In Defense of Animals, San Rafael, CA
For Immediate Release
Contact: Eric Kleiman (717) 939-3231
EMMY AWARDED FOR PBS DOCUMENTARY
FEATURING CHIMPANZEES RESCUED FROM NEW MEXICO LAB
IDA Congratulates Filmmaker for Exposing
Suffering of Chimpanzees Used in Biomedical Experiments
New York, N.Y. (September 25, 2007) -- Last night
in New York, a powerful documentary that tells
the stories of hundreds of chimpanzees saved from
research labs was awarded a News & Documentary
Emmy for "Outstanding Individual Achievement in a
Craft: Research." Today, In Defense of Animals
(IDA), which provided extensive research and
documentation for the film, praised the
filmmaker, Allison Argo, for her groundbreaking work on this subject.
"We congratulate Ms. Argo and PBS for so
powerfully and poignantly exposing the suffering
that chimpanzees endure in labs," said Eric
Kleiman, Research Director of IDA. "We are proud
that our eight-year campaign was successful in
shutting down the world's largest chimpanzee
testing lab, freeing over 250 chimpanzees, many
of whom are featured in this film."
The documentary, titled "Chimpanzees: An
Unnatural History," tells the stories of hundreds
of chimpanzees saved from chimpanzee research
labs, two of which - The Coulston Foundation of
Alamogordo, N.M. and New York University's
Laboratory for Experimental Medicine and Surgery
in Primates - were shut down amidst intense and
years-long IDA investigations and campaigns.
IDA has been in the forefront of working to stop
research on chimpanzees and exposing their abuse
in labs for over 13 years. Kleiman provided Ms.
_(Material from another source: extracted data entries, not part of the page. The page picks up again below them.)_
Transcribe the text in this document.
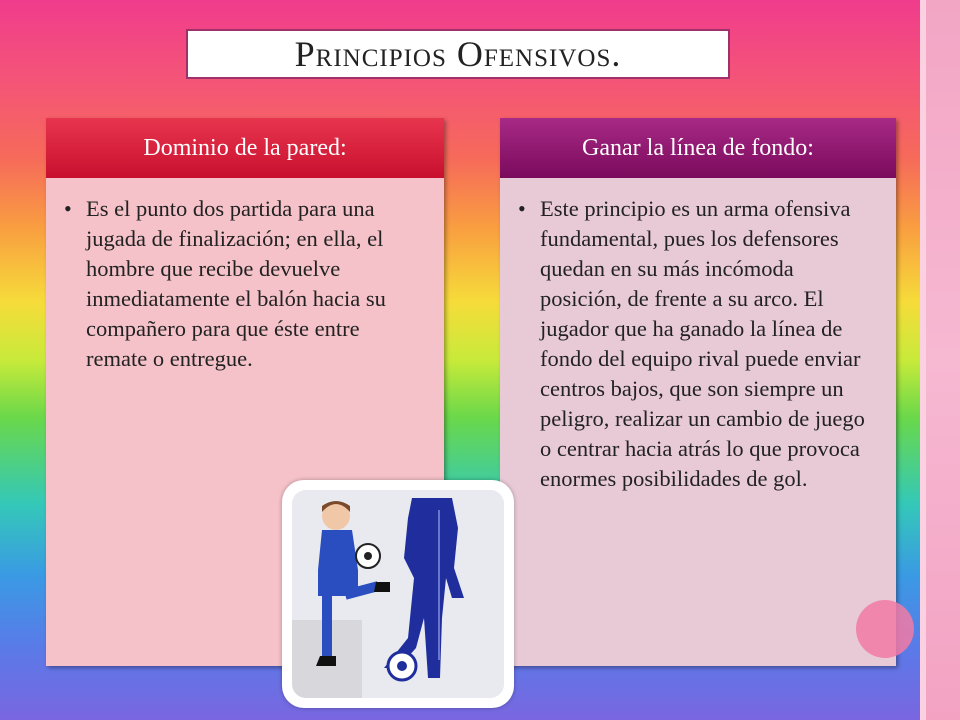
Principios Ofensivos.
Dominio de la pared:
• Es el punto dos partida para una jugada de finalización; en ella, el hombre que recibe devuelve inmediatamente el balón hacia su compañero para que éste entre remate o entregue.
Ganar la línea de fondo:
• Este principio es un arma ofensiva fundamental, pues los defensores quedan en su más incómoda posición, de frente a su arco. El jugador que ha ganado la línea de fondo del equipo rival puede enviar centros bajos, que son siempre un peligro, realizar un cambio de juego o centrar hacia atrás lo que provoca enormes posibilidades de gol.
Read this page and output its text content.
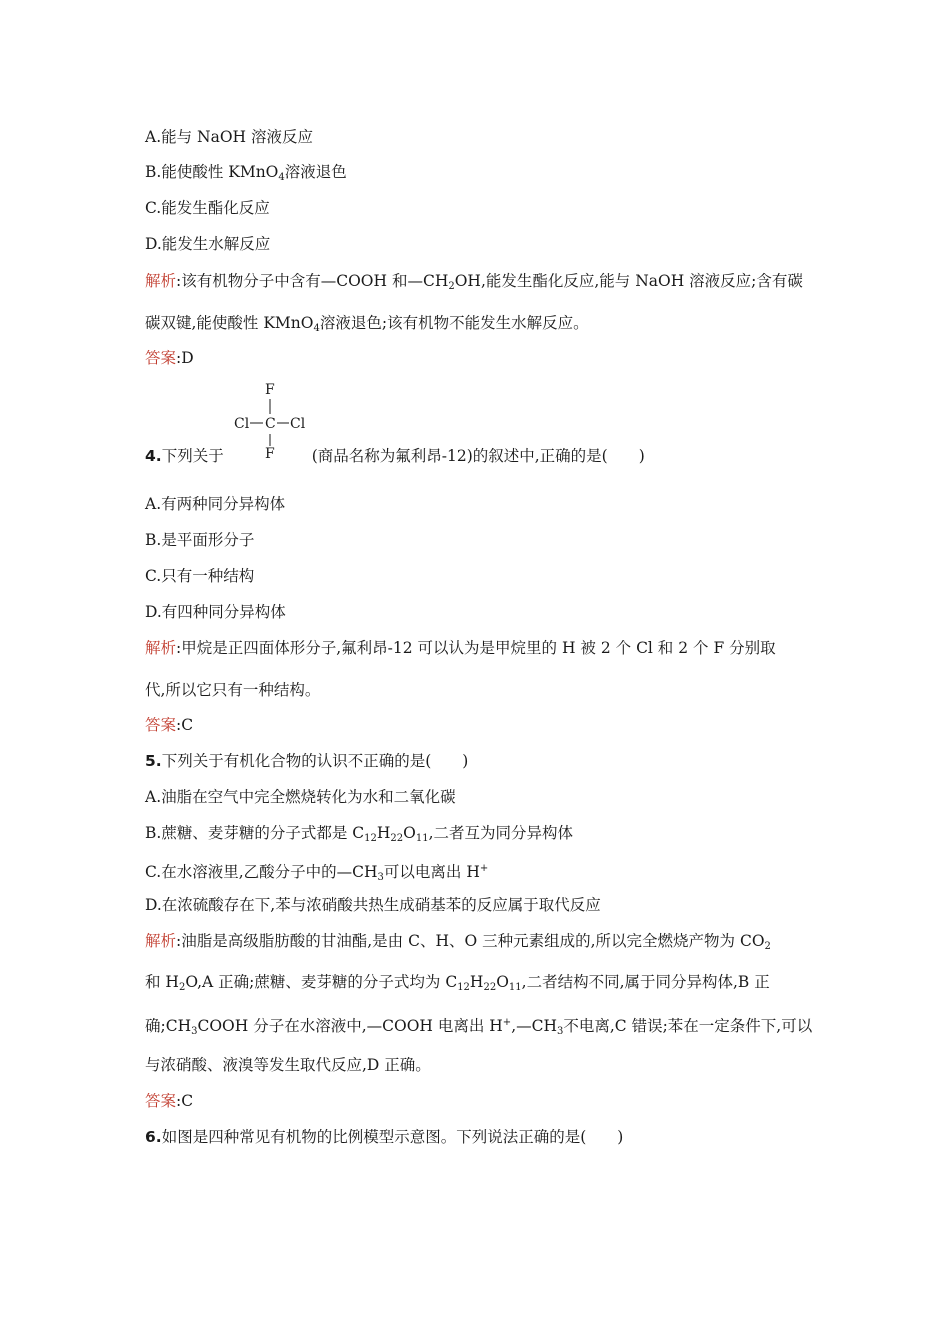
A.能与 NaOH 溶液反应
B.能使酸性 KMnO$_4$溶液退色
C.能发生酯化反应
D.能发生水解反应
解析:该有机物分子中含有—COOH 和$—CH_2OH$,能发生酯化反应,能与 NaOH 溶液反应;含有碳
碳双键,能使酸性 KMnO$_4$溶液退色;该有机物不能发生水解反应。
答案:D
F
Cl C Cl
F
4.下列关于	(商品名称为氟利昂-12)的叙述中,正确的是(　　)
A.有两种同分异构体
B.是平面形分子
C.只有一种结构
D.有四种同分异构体
解析:甲烷是正四面体形分子,氟利昂-12 可以认为是甲烷里的 H 被 2 个 Cl 和 2 个 F 分别取
代,所以它只有一种结构。
答案:C
5.下列关于有机化合物的认识不正确的是(　　)
A.油脂在空气中完全燃烧转化为水和二氧化碳
B.蔗糖、麦芽糖的分子式都是 $C_{12}H_{22}O_{11}$,二者互为同分异构体
C.在水溶液里,乙酸分子中的$—CH_3$可以电离出 H+
D.在浓硫酸存在下,苯与浓硝酸共热生成硝基苯的反应属于取代反应
解析:油脂是高级脂肪酸的甘油酯,是由 C、H、O 三种元素组成的,所以完全燃烧产物为 $CO_2$
和 $H_2O,A$ 正确;蔗糖、麦芽糖的分子式均为 $C_{12}H_{22}O_{11}$,二者结构不同,属于同分异构体,B 正
确$;CH_3COOH$ 分子在水溶液中,—COOH 电离出 $H^+,—CH_3$不电离,C 错误;苯在一定条件下,可以
与浓硝酸、液溴等发生取代反应,D 正确。
答案:C
6.如图是四种常见有机物的比例模型示意图。下列说法正确的是(　　)
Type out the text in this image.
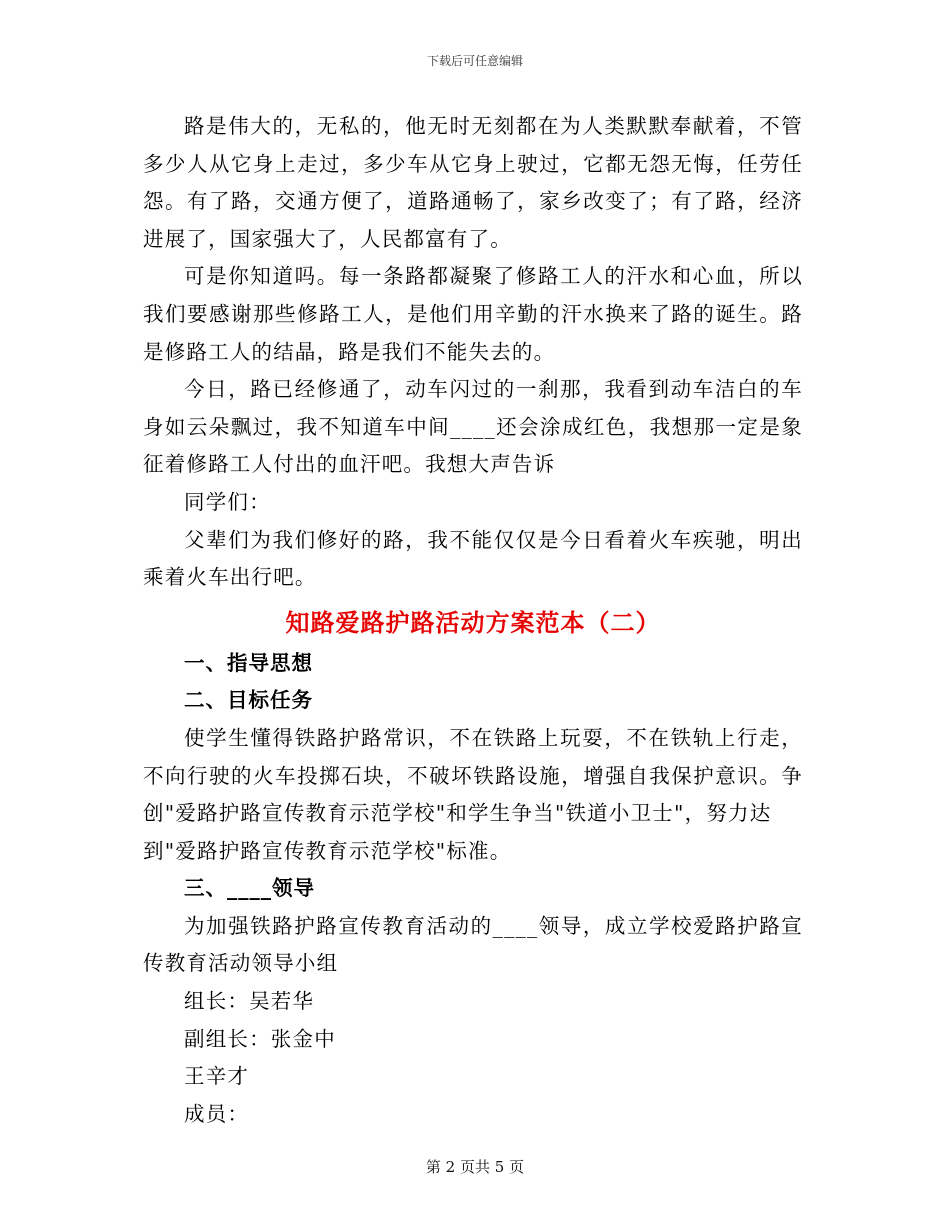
下载后可任意编辑

路是伟大的，无私的，他无时无刻都在为人类默默奉献着，不管多少人从它身上走过，多少车从它身上驶过，它都无怨无悔，任劳任怨。有了路，交通方便了，道路通畅了，家乡改变了；有了路，经济进展了，国家强大了，人民都富有了。

可是你知道吗。每一条路都凝聚了修路工人的汗水和心血，所以我们要感谢那些修路工人，是他们用辛勤的汗水换来了路的诞生。路是修路工人的结晶，路是我们不能失去的。

今日，路已经修通了，动车闪过的一刹那，我看到动车洁白的车身如云朵飘过，我不知道车中间____还会涂成红色，我想那一定是象征着修路工人付出的血汗吧。我想大声告诉

同学们：

父辈们为我们修好的路，我不能仅仅是今日看着火车疾驰，明出乘着火车出行吧。

知路爱路护路活动方案范本（二）

一、指导思想

二、目标任务

使学生懂得铁路护路常识，不在铁路上玩耍，不在铁轨上行走，不向行驶的火车投掷石块，不破坏铁路设施，增强自我保护意识。争创"爱路护路宣传教育示范学校"和学生争当"铁道小卫士"，努力达

到"爱路护路宣传教育示范学校"标准。

三、____领导

为加强铁路护路宣传教育活动的____领导，成立学校爱路护路宣传教育活动领导小组

组长：吴若华

副组长：张金中

王辛才

成员：

第 2 页共 5 页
Argo, the writer, producer and director of the
film, with extensive support and documentation
relating to the decades-long controversy over
hundreds of chimpanzees held in labs in New
Mexico by the Air Force and the Coulston Foundation.
"While we celebrate this film that documented the
transformation in the lives of the chimps who
made it out, we cannot forget those who were left
behind," Kleiman said. Two hundred and fifty
chimpanzees are still held at Holloman Air Force
Base in the lab that was operated by Coulston and
was taken over by the federal National Institutes of Health in 2001.
In addition to providing Ms. Argo with
documentation, IDA also submitted evidence of
criminal animal cruelty at this federal lab to
Otero County, N.M. District Attorney Scot
Key. After independently corroborating the
information through a year-long criminal
investigation, Key filed unprecedented criminal
cruelty charges against Charles River
Laboratories, the government contractor that now
operates the lab. The case is currently under
appeal at the New Mexico Supreme Court.